Klavyeler günlük bilgisayar işlerimizin ayrılmaz bir parçasıdır. Ancak kullanıcıların karşılaştığı temel sorunlardan biri, özellikle premium modellerde gürültüdür. Ancak Norbauer & Co'nun yeni Seneca klavyesiyle bu durum değişebilir. Seneca sadece bir klavye değil, ideal cihazı yaratmak için beş yıllık geliştirme çalışmasının sonucudur. Bu klavyenin akustik özelliklerinden mekanik özelliklerine kadar her yönü dikkatle düşünülmüş ve dengelenmiştir. Seneca'nın en önemli özelliklerinden biri, birçok klavyede yaygın olan gürültü sorununu çözen sessiz dengeleyicileridir. Ayrıca klavye çeşitli tuş genişliklerini destekleyerek her kullanıcı için kolaylık sağlar. Seneca henüz satışa sunulmasa da yaz sonunda piyasaya sürülmesi planlanıyor. Norbauer & Co'nun Seneca'sı klavye tasarımında yeni standartları temsil ediyor. O ... >>

Dünyanın en yüksek astronomi gözlemevi açıldı 04.05.2024

Uzayı ve onun gizemlerini keşfetmek, dünyanın her yerindeki gökbilimcilerin dikkatini çeken bir görevdir. Şehrin ışık kirliliğinden uzak, yüksek dağların temiz havasında yıldızlar ve gezegenler sırlarını daha net bir şekilde açığa çıkarıyor. Dünyanın en yüksek astronomi gözlemevi olan Tokyo Üniversitesi Atacama Gözlemevi'nin açılışıyla astronomi tarihinde yeni bir sayfa açılıyor. Deniz seviyesinden 5640 metre yükseklikte bulunan Atacama Gözlemevi, uzay araştırmalarında gökbilimcilere yeni fırsatlar sunuyor. Bu site, yer tabanlı bir teleskop için en yüksek konum haline geldi ve araştırmacılara Evrendeki kızılötesi dalgaları incelemek için benzersiz bir araç sağladı. Yüksek rakımlı konum daha açık gökyüzü ve atmosferden daha az müdahale sağlasa da, yüksek bir dağa gözlemevi inşa etmek çok büyük zorluklar ve zorluklar doğurur.

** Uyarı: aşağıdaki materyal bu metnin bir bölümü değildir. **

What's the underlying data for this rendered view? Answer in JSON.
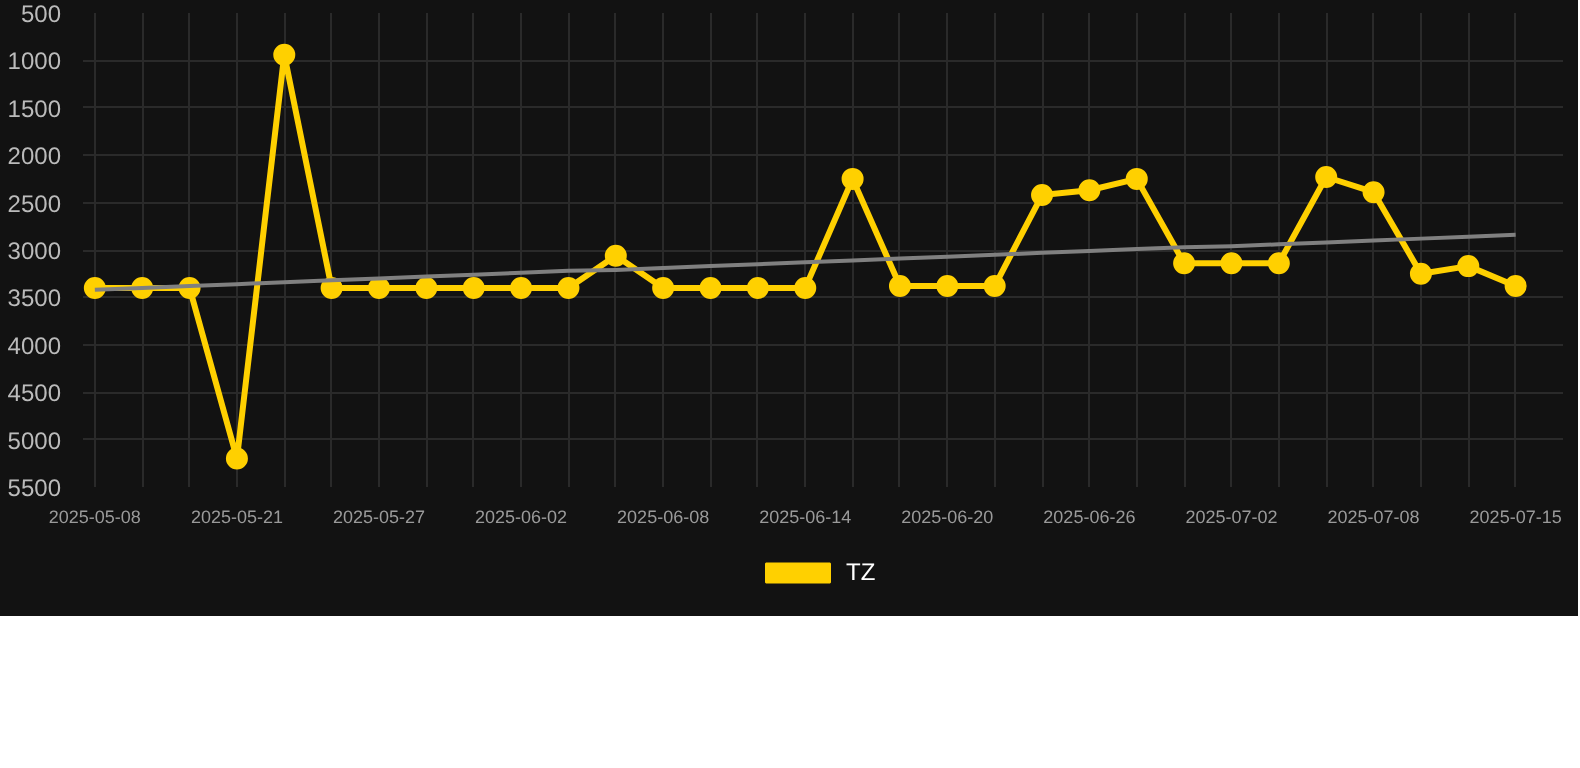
{
  "chart_data": {
    "type": "line",
    "categories": [
      "2025-05-08",
      null,
      null,
      "2025-05-21",
      null,
      null,
      "2025-05-27",
      null,
      null,
      "2025-06-02",
      null,
      null,
      "2025-06-08",
      null,
      null,
      "2025-06-14",
      null,
      null,
      "2025-06-20",
      null,
      null,
      "2025-06-26",
      null,
      null,
      "2025-07-02",
      null,
      null,
      "2025-07-08",
      null,
      null,
      "2025-07-15"
    ],
    "series": [
      {
        "name": "TZ",
        "color": "#ffd000",
        "marker": "circle",
        "values": [
          3400,
          3400,
          3400,
          5200,
          940,
          3400,
          3400,
          3400,
          3400,
          3400,
          3400,
          3060,
          3400,
          3400,
          3400,
          3400,
          2250,
          3380,
          3380,
          3380,
          2420,
          2370,
          2250,
          3140,
          3140,
          3140,
          2230,
          2390,
          3250,
          3170,
          3380
        ]
      },
      {
        "color": "#808080",
        "marker": "none",
        "values": [
          3420,
          3400,
          3380,
          3360,
          3340,
          3320,
          3300,
          3280,
          3260,
          3240,
          3220,
          3210,
          3190,
          3170,
          3150,
          3130,
          3110,
          3090,
          3070,
          3050,
          3030,
          3010,
          2990,
          2970,
          2960,
          2940,
          2920,
          2900,
          2880,
          2860,
          2840
        ]
      }
    ],
    "ylim": [
      5500,
      500
    ],
    "yticks": [
      500,
      1000,
      1500,
      2000,
      2500,
      3000,
      3500,
      4000,
      4500,
      5000,
      5500
    ],
    "grid": true,
    "legend": "bottom"
  }
}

Ancak zorluklara rağmen yeni gözlemevi gökbilimcilere geniş araştırma olanakları sunuyor. ... >>

Arşivden rastgele haberler

fotonlardan gelen molekül 13.10.2013

İlk defa, fotonları bir molekülde birleştirmek mümkündü - şimdiye kadar bu konuda teori oluşturmak bile bilim camiasında şiddetli tartışmalara neden oldu. Harvard'dan fizikçiler Profesör Mikhail Lukin ve Massachusetts Teknoloji Enstitüsü'nden (MIT) Profesör Vladan Vuletic, aslında ışık parçacıklarından yeni bir madde formu yaratmayı başardılar. Bilim adamlarının keşfi, ışığın doğası hakkında onlarca yıllık geleneksel bilgiyle çelişiyor. Uzun zamandır fotonların birbirleriyle etkileşime girmeyen kütlesiz parçacıklar olduğuna inanılıyordu. Basitçe söylemek gerekirse, iki ışık demeti basitçe birbirinin içinden geçer. Bununla birlikte, bilim adamları tarafından yaratılan "fotonik moleküller" çok farklı davranır ve teoride, Star Wars'daki ışın kılıcı gibi şimdiye kadar imkansız olan şeyleri mümkün kılar.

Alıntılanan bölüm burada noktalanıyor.